アグネスさんがなかなか名前を言わないフードの男に声をかけた。
「あんた、名前は?言いたくないならいいけど、2日間も一緒なんだから。皆なんて呼んでいいか分からないよ」
「………フィル」
「フィルね。分かったわ!」
全員の自己紹介が終わり、また会話が始まった。
「エイミーちゃんとシンシアさんは何のお祭りに行くの?」
「国王様の誕生祭じゃよ。わしはウェスタリア王国出身でな」
「なるほど、そうだったんですか。ルイちゃんはどうしてウェスタリア王国に行くの?」
きた。されたくなかった質問。口止めされてるわけではないから正直に話してもいいんだけど、態度を変えられるのは嫌だし、何より説明するのが面倒くさいので適当に理由を考えておいた。
『出稼ぎ兼家出です。私が住んでいたところは税金は多いのに収入がほとんど無くて。両親にもこき使われて……だから逃げ出して来たんです』
「まぁ、大変ね。安心して、ウェスタリア王国はいいところだから。ところで、ルイちゃんはウェスタリア王国に働くあてがあるのかしら?」
『いいえ、残念ながら無いです。ウェスタリア王国についたら、まず仕事探しから始めます』
「ならちょうどいいわ。うちで働かない?住み込みで!」
『ありがたいですけど、いいんですか?私で』
「いいわよ!あなたみたいな綺麗な女の子がいてくれれば、飴ももっと売れるわ!給料もしっかり出す。だから、ホワイトリー公爵領にいる間だけでも、お願い!」
『……わかりました。これからよろしくお願いします』
エイベルさんには何も聞かなかったが良かったのだろうか?まぁ、怒っているわけでも無さそうなので良しとしよう。
「ほら、見て!国境を越えるわよ!」
アグネスさんの言葉で窓の外を覗き込むと、そこには大河が流れていた。その奥には美しい街並みが広がっており、遠くにはお城のようなものも見えた。
「おーい、もうすぐで今日の宿に到着するぞ!」
御者さんに声をかけられ、少し経つと馬車が止まった。皆が馬車をおり、宿に入った。
お金を払い、鍵を貰った。アグネスさんとエイベルさん、エイミーちゃんとシンシアさんはそれぞれ二人部屋で残りは一人部屋だ。
全員での食事が終わり、部屋に入った。
本を読もうと思ったが、持っていた本は全部読んでしまったので、今日はすぐに寝ることにした。
ベッドに入り、目を閉じた。
が、なかなか寝付けず起きてしまった。寝巻のままでははしたないが、外に出てみることにした。

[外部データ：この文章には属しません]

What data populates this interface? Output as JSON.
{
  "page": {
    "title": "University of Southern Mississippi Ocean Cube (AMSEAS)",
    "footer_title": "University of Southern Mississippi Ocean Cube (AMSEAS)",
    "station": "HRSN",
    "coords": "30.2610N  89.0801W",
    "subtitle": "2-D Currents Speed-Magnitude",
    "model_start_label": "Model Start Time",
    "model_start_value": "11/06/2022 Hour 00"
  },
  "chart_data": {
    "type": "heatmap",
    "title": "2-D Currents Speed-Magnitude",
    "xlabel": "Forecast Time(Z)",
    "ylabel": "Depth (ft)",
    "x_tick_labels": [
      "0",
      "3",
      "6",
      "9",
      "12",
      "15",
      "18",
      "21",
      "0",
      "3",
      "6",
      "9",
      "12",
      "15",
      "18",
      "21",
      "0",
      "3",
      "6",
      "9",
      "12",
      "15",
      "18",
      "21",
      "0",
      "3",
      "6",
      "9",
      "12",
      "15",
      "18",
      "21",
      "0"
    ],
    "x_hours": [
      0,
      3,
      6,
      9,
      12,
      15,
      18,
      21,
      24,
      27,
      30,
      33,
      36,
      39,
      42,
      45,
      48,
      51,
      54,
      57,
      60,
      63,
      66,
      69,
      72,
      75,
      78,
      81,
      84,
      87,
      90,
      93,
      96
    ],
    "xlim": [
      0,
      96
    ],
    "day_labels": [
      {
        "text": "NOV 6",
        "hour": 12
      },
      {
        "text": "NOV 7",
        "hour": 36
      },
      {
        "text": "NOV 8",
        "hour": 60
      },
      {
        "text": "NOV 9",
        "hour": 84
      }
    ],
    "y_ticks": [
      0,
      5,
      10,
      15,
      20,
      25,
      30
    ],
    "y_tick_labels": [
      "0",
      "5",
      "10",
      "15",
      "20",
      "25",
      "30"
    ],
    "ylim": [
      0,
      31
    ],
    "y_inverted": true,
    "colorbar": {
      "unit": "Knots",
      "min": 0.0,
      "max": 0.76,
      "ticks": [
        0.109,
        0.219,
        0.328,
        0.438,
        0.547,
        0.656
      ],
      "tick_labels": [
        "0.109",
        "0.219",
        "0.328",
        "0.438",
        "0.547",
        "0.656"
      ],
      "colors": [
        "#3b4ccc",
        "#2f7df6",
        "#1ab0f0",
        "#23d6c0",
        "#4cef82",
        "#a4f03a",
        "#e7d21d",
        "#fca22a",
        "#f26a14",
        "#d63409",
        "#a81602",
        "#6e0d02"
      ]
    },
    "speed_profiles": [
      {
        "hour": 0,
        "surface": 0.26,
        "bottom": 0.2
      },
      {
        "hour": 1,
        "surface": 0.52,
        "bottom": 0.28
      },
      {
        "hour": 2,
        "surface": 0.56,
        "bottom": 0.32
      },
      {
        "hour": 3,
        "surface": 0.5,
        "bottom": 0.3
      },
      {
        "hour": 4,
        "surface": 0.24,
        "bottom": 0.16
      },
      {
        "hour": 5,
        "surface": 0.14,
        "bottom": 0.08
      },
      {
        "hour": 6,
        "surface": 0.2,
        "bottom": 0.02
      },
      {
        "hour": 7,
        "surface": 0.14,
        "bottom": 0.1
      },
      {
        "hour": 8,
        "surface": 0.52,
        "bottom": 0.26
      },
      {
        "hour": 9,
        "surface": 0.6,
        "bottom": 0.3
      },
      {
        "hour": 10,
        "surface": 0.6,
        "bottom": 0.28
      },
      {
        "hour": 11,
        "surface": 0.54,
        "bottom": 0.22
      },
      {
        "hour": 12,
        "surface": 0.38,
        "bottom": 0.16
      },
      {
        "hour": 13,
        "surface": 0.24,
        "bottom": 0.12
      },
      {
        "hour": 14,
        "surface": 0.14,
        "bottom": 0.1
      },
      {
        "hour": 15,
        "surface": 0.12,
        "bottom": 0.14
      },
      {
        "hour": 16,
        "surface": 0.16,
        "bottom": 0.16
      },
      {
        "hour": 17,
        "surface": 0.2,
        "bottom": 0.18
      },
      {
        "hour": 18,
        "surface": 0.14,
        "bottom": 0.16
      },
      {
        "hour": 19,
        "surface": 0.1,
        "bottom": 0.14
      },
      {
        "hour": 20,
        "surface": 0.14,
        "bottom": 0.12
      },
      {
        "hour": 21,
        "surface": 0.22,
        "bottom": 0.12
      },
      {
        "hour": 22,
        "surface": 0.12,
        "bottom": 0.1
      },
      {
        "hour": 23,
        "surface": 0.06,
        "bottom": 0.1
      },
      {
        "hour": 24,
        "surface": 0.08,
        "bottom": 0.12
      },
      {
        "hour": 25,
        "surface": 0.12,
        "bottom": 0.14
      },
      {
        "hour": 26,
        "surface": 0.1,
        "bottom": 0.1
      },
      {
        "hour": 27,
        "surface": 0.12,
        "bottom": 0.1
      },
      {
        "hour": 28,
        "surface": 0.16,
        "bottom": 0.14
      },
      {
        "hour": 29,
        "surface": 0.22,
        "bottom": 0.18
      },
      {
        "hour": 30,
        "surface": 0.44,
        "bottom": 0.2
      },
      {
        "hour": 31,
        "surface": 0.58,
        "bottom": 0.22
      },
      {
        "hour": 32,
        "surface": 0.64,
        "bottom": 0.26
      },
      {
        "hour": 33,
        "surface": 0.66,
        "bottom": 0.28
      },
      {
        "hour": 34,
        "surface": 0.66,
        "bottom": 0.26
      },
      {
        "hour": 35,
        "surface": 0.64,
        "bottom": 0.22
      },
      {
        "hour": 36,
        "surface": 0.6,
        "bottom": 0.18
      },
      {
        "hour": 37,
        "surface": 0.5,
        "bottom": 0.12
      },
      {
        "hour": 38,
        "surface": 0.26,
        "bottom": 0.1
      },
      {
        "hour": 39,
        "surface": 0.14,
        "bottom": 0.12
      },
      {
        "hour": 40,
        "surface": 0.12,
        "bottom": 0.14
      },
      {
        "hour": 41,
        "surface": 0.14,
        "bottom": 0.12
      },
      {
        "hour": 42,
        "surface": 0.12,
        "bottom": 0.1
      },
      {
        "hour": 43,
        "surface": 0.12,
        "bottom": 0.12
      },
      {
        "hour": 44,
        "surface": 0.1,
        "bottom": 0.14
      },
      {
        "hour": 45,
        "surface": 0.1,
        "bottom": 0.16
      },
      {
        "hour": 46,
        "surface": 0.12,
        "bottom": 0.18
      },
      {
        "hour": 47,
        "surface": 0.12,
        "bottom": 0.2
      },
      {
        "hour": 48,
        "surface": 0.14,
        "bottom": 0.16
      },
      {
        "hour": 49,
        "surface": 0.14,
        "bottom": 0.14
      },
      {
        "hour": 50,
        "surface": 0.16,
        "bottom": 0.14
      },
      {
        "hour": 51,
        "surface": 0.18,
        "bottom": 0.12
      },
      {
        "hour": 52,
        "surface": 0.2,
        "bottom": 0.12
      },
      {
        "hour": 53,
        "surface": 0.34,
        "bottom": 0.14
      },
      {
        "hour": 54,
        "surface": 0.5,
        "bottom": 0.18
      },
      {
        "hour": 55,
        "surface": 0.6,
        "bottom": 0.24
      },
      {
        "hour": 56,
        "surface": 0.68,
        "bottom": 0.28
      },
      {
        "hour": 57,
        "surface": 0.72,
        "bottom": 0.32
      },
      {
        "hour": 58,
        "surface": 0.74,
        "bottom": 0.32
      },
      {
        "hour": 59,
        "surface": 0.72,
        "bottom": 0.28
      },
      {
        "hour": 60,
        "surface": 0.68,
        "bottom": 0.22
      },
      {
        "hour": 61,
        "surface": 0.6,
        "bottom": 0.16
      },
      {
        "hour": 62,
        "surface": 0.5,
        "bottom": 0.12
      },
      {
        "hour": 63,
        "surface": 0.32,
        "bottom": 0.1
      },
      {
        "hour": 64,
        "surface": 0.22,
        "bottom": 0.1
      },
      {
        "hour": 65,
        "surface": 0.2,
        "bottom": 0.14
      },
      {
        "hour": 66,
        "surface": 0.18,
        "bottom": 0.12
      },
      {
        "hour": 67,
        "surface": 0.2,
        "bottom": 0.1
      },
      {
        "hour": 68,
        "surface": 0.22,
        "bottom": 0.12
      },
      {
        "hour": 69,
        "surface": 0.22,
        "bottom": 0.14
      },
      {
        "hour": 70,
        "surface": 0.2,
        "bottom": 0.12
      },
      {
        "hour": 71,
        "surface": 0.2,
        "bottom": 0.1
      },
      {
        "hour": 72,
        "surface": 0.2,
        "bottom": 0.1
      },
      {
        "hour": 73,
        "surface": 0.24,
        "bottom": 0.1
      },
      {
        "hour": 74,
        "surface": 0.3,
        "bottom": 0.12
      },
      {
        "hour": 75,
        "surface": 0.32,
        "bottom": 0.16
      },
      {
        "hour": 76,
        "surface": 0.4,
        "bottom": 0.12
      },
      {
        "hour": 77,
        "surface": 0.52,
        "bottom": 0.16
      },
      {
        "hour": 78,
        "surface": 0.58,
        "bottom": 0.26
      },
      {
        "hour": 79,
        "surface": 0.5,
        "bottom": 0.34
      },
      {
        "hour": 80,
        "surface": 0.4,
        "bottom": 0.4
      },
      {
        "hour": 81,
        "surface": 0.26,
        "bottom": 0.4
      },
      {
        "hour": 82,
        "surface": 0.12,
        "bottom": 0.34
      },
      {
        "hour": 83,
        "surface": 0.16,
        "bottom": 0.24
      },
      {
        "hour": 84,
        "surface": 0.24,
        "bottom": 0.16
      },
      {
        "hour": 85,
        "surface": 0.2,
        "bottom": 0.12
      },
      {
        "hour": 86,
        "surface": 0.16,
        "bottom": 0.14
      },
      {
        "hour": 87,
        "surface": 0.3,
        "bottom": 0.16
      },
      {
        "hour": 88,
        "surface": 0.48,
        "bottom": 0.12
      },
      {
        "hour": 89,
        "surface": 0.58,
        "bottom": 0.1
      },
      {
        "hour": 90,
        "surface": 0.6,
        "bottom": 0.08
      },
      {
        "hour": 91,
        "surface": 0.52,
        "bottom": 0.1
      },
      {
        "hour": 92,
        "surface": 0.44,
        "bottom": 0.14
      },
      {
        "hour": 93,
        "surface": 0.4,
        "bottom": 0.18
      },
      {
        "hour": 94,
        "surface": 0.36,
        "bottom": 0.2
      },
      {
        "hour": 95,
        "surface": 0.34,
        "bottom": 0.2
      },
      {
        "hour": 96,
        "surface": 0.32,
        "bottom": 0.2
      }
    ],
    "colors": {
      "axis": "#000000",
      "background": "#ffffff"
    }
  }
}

夜なので誰もいないだろうと外に出ると、そこには人が立っていた。フードをかぶった男、フィルだった。とっさに隠れようとしたが、すぐに見つかってしまった。
「そこで何をしている?」
『寝付けなくて……こんな格好ですみません』
「いや、別に……。それより、ご令嬢がこんな所にいていいのか?」
!?!?なんで知って……
「見てれば分かる。言葉遣いや細かい動作からな」
『それを知って、どうするつもりですか?』
「どうもしないさ。俺も似たような物だからな」
『そう、ですか……』
似たような物……彼も何処かから逃げて来たのだろうか?名前も偽名かもしれない。
あまり詮索するのはやめておこう。
だんだんと眠くなってきたため、部屋に戻って寝よう。
『私、もう寝ますね』
「ああ、おやすみ」
『おやすみなさい』
さっきまで冴えていた意識が嘘のように眠くなってきたため、ベッドに入るとすぐに寝た。